Lentils are a great meat substitute. Here is how to make a lentil pasty
Despite the push on food provenance over the past number of years, grains and legumes seem to have mostly missed this aspect of the food revolution. Of course, there are notable examples. Dunany Farm in Co Louth produces rye and spelt and Hodmedod’s in Suffolk in the UK produces organic lentils.
However, if you were to pick up a package of each in the supermarket, it would most likely only tell you where it was packed. This is unfortunate. Most of us wouldn’t buy beef, fish or even vegetables without knowing where they were from. Why is this? And more to the point, why is no one producing Irish lentils?
Lentils are not only a great meat substitute but a wonderful ingredient of themselves. Almost 20 years ago, I worked in a famous vegetarian restaurant in Edinburgh called Henderson’s. It was the first vegetarian restaurant to open in Scotland, in 1962. We used to make a version of a Cornish pasty with red or yellow lentils. It sold like hot cakes. Thankfully, their bakers would make the puff pastry and we only had to make the filling as it was a busy restaurant doing hundreds of covers a day.
How to make a lentil pasty
Fry a diced onion with two crushed cloves of garlic in 25g of butter and a little oil. Add a teaspoon of garam masala and fry until the onion is translucent. Add 200g of yellow lentils and cover with 450ml of water or vegetable stock.

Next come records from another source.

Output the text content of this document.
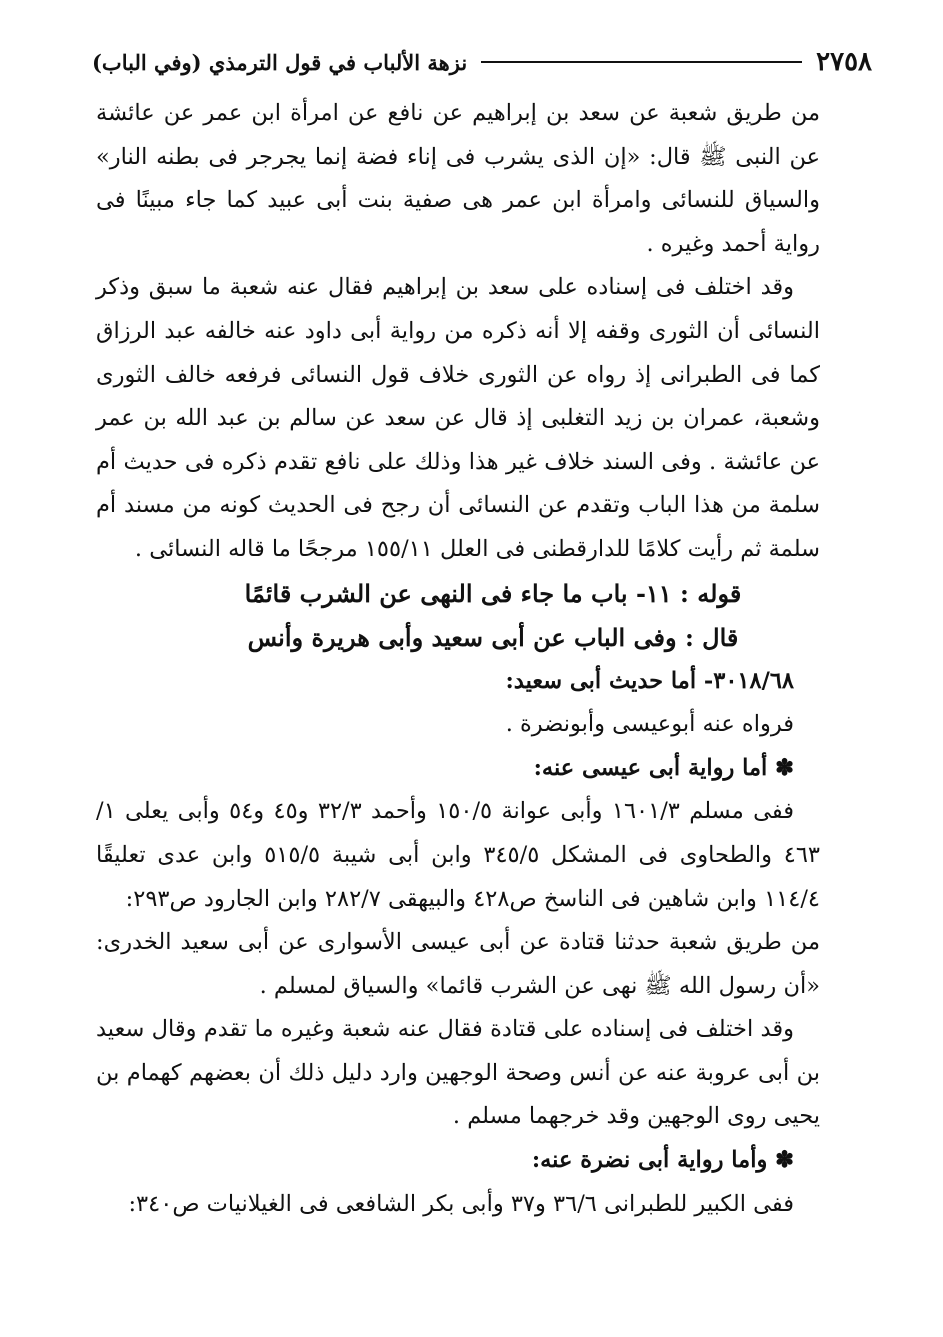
٢٧٥٨
نزهة الألباب في قول الترمذي (وفي الباب)

من طريق شعبة عن سعد بن إبراهيم عن نافع عن امرأة ابن عمر عن عائشة عن النبى ﷺ قال: «إن الذى يشرب فى إناء فضة إنما يجرجر فى بطنه النار» والسياق للنسائى وامرأة ابن عمر هى صفية بنت أبى عبيد كما جاء مبينًا فى رواية أحمد وغيره .

وقد اختلف فى إسناده على سعد بن إبراهيم فقال عنه شعبة ما سبق وذكر النسائى أن الثورى وقفه إلا أنه ذكره من رواية أبى داود عنه خالفه عبد الرزاق كما فى الطبرانى إذ رواه عن الثورى خلاف قول النسائى فرفعه خالف الثورى وشعبة، عمران بن زيد التغلبى إذ قال عن سعد عن سالم بن عبد الله بن عمر عن عائشة . وفى السند خلاف غير هذا وذلك على نافع تقدم ذكره فى حديث أم سلمة من هذا الباب وتقدم عن النسائى أن رجح فى الحديث كونه من مسند أم سلمة ثم رأيت كلامًا للدارقطنى فى العلل ١٥٥/١١ مرجحًا ما قاله النسائى .

قوله : ١١- باب ما جاء فى النهى عن الشرب قائمًا

قال : وفى الباب عن أبى سعيد وأبى هريرة وأنس

٣٠١٨/٦٨- أما حديث أبى سعيد:

فرواه عنه أبوعيسى وأبونضرة .

✽ أما رواية أبى عيسى عنه:

ففى مسلم ١٦٠١/٣ وأبى عوانة ١٥٠/٥ وأحمد ٣٢/٣ و٤٥ و٥٤ وأبى يعلى ١/ ٤٦٣ والطحاوى فى المشكل ٣٤٥/٥ وابن أبى شيبة ٥١٥/٥ وابن عدى تعليقًا ١١٤/٤ وابن شاهين فى الناسخ ص٤٢٨ والبيهقى ٢٨٢/٧ وابن الجارود ص٢٩٣:

من طريق شعبة حدثنا قتادة عن أبى عيسى الأسوارى عن أبى سعيد الخدرى: «أن رسول الله ﷺ نهى عن الشرب قائما» والسياق لمسلم .

وقد اختلف فى إسناده على قتادة فقال عنه شعبة وغيره ما تقدم وقال سعيد بن أبى عروبة عنه عن أنس وصحة الوجهين وارد دليل ذلك أن بعضهم كهمام بن يحيى روى الوجهين وقد خرجهما مسلم .

✽ وأما رواية أبى نضرة عنه:

ففى الكبير للطبرانى ٣٦/٦ و٣٧ وأبى بكر الشافعى فى الغيلانيات ص٣٤٠:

Simmer until the lentils are soft. Season with salt and add a few chopped fresh herbs. Remove from the heat and cool.
Roll out some puff pastry and stuff the chilled lentil mix into the pastry. I make it like a calzone, cutting a circle of pastry, adding the filling and then folding it over itself. To seal, brush the edges with a little water and crimp or curl them with your fingers. Brush the top with egg yolk and bake for 25 minutes, until golden brown. Serve with some herbed sheep’s yoghurt.